The Juvenile Court has full discretion when examining these factors. This includes giving one factor more weight than the others and comparing the evidence and how it applies or does not apply to each factor. If after a complete examination the court finds that the petitioner has not shown signs of rehabilitation to the satisfaction of the court, it may deny the request.

Facts of This Case: The defendant in this case was found guilty for multiple child abuse in 2009. The juvenile court placed the defendant on probation. The defendant performed well under probation and had his probation terminated early. In 2012, defendant was now an adult and requested the juvenile court to expunge his juvenile records. The juvenile court denied defendant’s petition, explaining that the defendant’s offense was too serious to allow such a request at the time.

Defendant appealed the order, arguing that the juvenile court misinterpreted the statutory requirements for granting expungement, that the court did not consider the important evidence that weighed in favor of granting his request, and that the court gave more weight to the third factor in the statute rather than giving all of them equal weight.

The Court of Appeals of Utah agreed with the juvenile courts ruling. The Court explained that the juvenile court had correctly applied the three factors involved in granting expungements in this case. The statute in this particular case lists three factors that the court must consider. First, the court must examine the petitioner’s response to the programs and treatment. Second, the court must look at the petitioner’s behavior subsequent to jurisdiction. Finally, the court must examine the nature and seriousness of the offense.

The Court disagreed that each of the three factors must be given equal weight. It explained that if each factor were given equal weight, the defendant would only need to complete two of the three factors in order to be granted an expungement, regardless of his failure to meet the last factor. The language of the statute gave the court the flexibility to weigh each factor, and this would give the court the ability to weigh one factor more heavily than the other.
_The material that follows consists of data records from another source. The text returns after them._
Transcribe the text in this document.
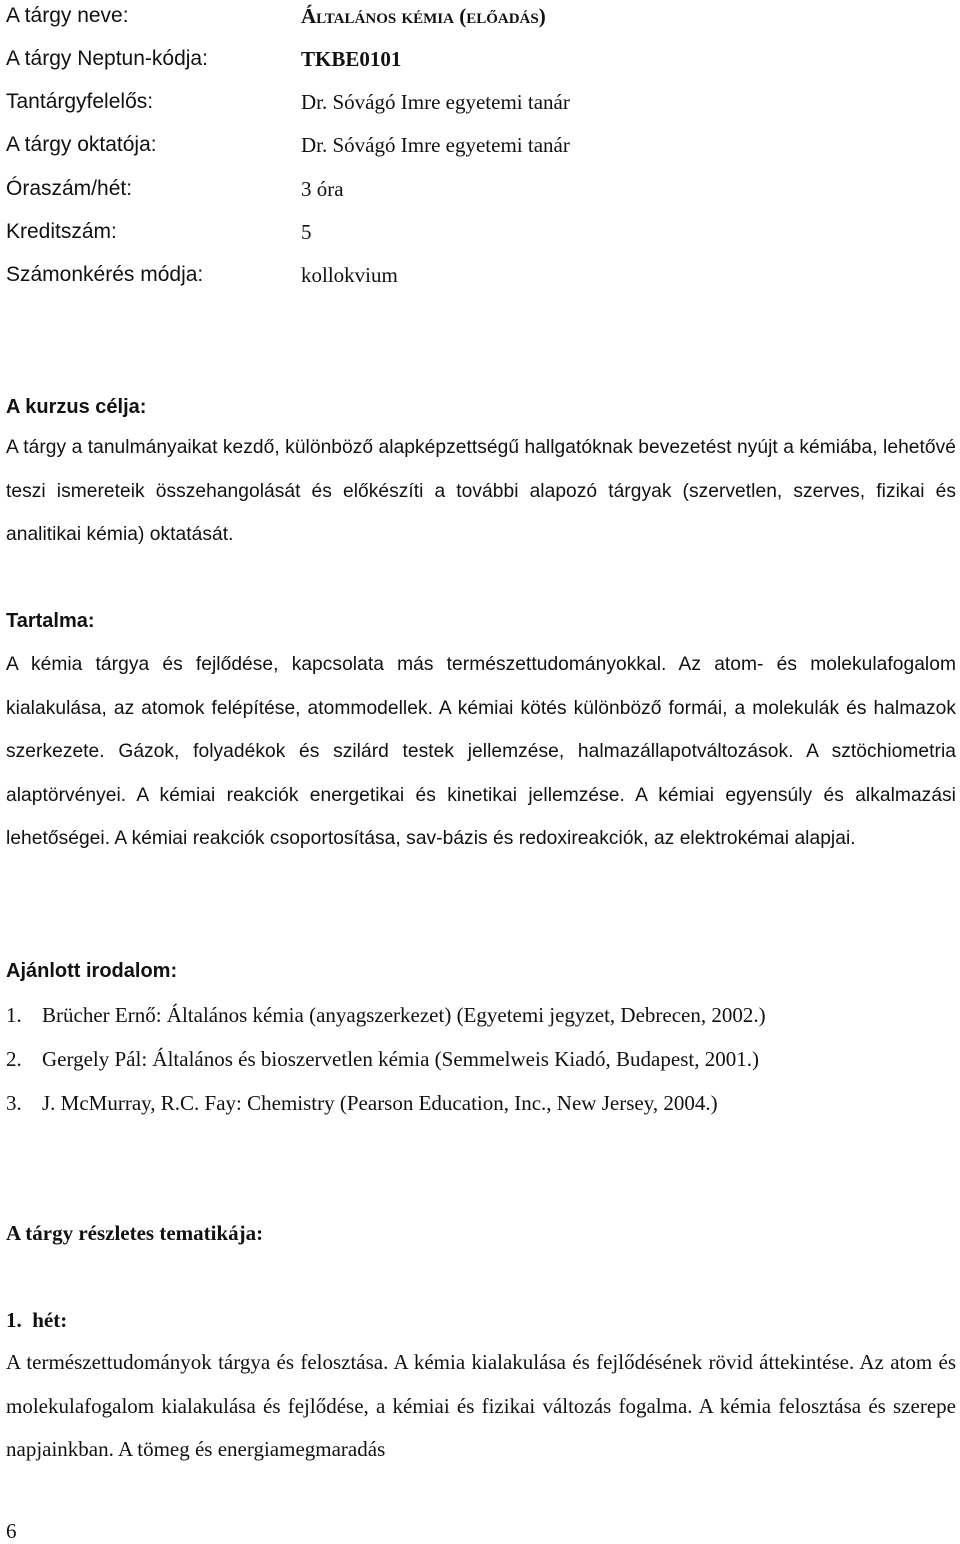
A tárgy neve:	Általános kémia (előadás)
A tárgy Neptun-kódja:	TKBE0101
Tantárgyfelelős:	Dr. Sóvágó Imre egyetemi tanár
A tárgy oktatója:	Dr. Sóvágó Imre egyetemi tanár
Óraszám/hét:	3 óra
Kreditszám:	5
Számonkérés módja:	kollokvium
A kurzus célja:
A tárgy a tanulmányaikat kezdő, különböző alapképzettségű hallgatóknak bevezetést nyújt a kémiába, lehetővé teszi ismereteik összehangolását és előkészíti a további alapozó tárgyak (szervetlen, szerves, fizikai és analitikai kémia) oktatását.
Tartalma:
A kémia tárgya és fejlődése, kapcsolata más természettudományokkal. Az atom- és molekulafogalom kialakulása, az atomok felépítése, atommodellek. A kémiai kötés különböző formái, a molekulák és halmazok szerkezete. Gázok, folyadékok és szilárd testek jellemzése, halmazállapotváltozások. A sztöchiometria alaptörvényei. A kémiai reakciók energetikai és kinetikai jellemzése. A kémiai egyensúly és alkalmazási lehetőségei. A kémiai reakciók csoportosítása, sav-bázis és redoxireakciók, az elektrokémai alapjai.
Ajánlott irodalom:
1. Brücher Ernő: Általános kémia (anyagszerkezet) (Egyetemi jegyzet, Debrecen, 2002.)
2. Gergely Pál: Általános és bioszervetlen kémia (Semmelweis Kiadó, Budapest, 2001.)
3. J. McMurray, R.C. Fay: Chemistry (Pearson Education, Inc., New Jersey, 2004.)
A tárgy részletes tematikája:
1.  hét:
A természettudományok tárgya és felosztása. A kémia kialakulása és fejlődésének rövid áttekintése. Az atom és molekulafogalom kialakulása és fejlődése, a kémiai és fizikai változás fogalma. A kémia felosztása és szerepe napjainkban. A tömeg és energiamegmaradás
6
Therefore, the juvenile court did not misinterpret the statute by giving more weight to the third factor as opposed to the other ones.

Furthermore, the Court stated that the juvenile court did not overlook important evidence concerning defendant’s expungement. The juvenile court had full reports explaining defendant’s good behavior and compliance to probation. The court denied defendant’s request because it did not feel that defendant had demonstrated to the satisfaction of the court that defendant was fully rehabilitated. This falls back to the court having full discretion in weighing each factor. Here, the juvenile court found that the seriousness of the offense did not weight in favor of granting the defendant’s request at that time. However, this does not preclude defendant from applying for expungement at a later date, which most likely will be granted if defendant continues his good behavior.
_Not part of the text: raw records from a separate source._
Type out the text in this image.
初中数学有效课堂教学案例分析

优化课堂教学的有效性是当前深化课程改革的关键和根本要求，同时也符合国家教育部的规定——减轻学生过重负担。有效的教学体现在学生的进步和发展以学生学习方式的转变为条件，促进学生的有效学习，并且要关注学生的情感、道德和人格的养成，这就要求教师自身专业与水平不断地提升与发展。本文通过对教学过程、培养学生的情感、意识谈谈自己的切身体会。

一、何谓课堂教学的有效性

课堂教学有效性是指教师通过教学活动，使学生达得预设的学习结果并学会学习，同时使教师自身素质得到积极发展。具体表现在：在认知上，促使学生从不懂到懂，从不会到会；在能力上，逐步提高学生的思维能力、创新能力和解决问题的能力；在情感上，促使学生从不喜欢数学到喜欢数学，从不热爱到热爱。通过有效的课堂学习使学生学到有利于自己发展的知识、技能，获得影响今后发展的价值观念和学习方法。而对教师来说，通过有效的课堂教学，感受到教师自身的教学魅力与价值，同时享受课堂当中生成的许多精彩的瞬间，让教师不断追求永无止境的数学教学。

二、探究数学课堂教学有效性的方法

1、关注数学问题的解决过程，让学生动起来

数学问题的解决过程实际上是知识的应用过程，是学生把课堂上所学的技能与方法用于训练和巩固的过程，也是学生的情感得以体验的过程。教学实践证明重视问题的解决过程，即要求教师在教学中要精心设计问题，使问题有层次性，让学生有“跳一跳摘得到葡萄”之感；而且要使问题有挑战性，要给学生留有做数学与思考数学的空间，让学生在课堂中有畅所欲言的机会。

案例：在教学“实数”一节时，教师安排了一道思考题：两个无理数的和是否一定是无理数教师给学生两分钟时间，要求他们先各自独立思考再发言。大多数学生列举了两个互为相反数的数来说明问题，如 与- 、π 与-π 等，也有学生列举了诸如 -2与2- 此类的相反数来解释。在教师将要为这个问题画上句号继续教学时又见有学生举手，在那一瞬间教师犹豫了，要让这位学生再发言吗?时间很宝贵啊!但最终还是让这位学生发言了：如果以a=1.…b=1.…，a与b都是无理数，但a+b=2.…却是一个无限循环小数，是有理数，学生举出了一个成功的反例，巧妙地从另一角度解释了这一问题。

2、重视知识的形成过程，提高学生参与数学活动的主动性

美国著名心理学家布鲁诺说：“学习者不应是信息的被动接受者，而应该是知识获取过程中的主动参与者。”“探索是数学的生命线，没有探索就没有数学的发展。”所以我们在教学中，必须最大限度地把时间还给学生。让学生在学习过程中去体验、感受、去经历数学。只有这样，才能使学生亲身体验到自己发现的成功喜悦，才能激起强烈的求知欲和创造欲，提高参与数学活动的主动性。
The statute gives the juvenile court full discretion in considering the evidence and weighing it against the factors listed. The Court concluded that the juvenile court correctly applied the statute and did not abuse its discretion as defendant asserts.
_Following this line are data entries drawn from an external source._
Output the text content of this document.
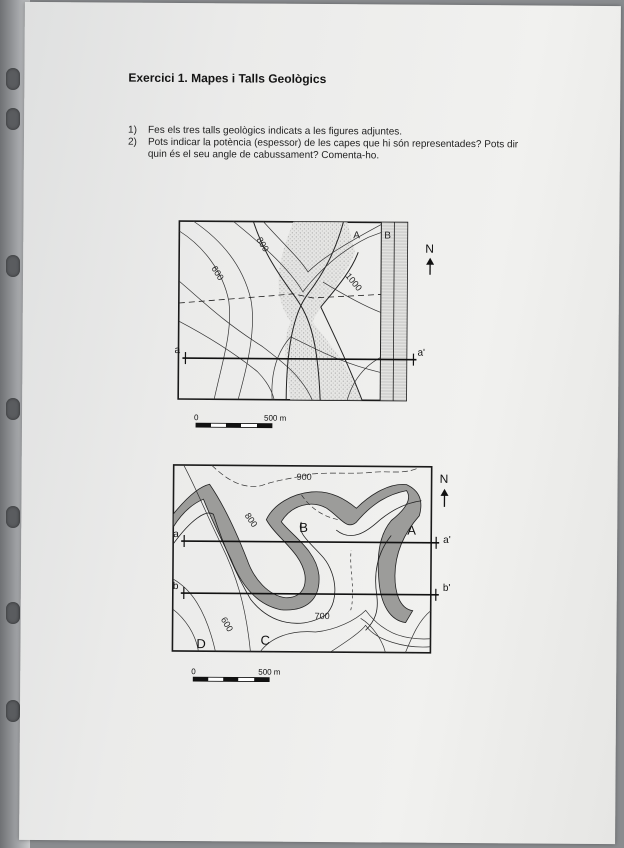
Exercici 1. Mapes i Talls Geològics
1) Fes els tres talls geològics indicats a les figures adjuntes.
2) Pots indicar la potència (espessor) de les capes que hi són representades? Pots dir
quin és el seu angle de cabussament? Comenta-ho.
600
800
1000
A B
N
a	a'
0	500 m
900
800
700
600
A
B
C
D
N
a
a'
b	b'
0	500 m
Key Language: When applying to have a juvenile adjudication record expunged, the Juvenile Court has full discretion in weighing each factor that goes into deciding to grant an expungement or deny it. The court does not have to weigh each factor the same, but may weigh one factor more heavily than another. The expungement request will only be granted once a petitioner has proven to the satisfaction of the court that petitioner has rehabilitated.

Expert Advise: “In Utah, the Juvenile Court has full discretion in deciding to grant or deny a juvenile record expungement request. A person must demonstrate to the court’s satisfaction that he or she is fully rehabilitated in order for the court to grant such request. The court may deny an expungement request if it feels that the person has not shown rehabilitation after considering the three factors listed in the Juvenile Court Act.” Attorney Mathew Higbee.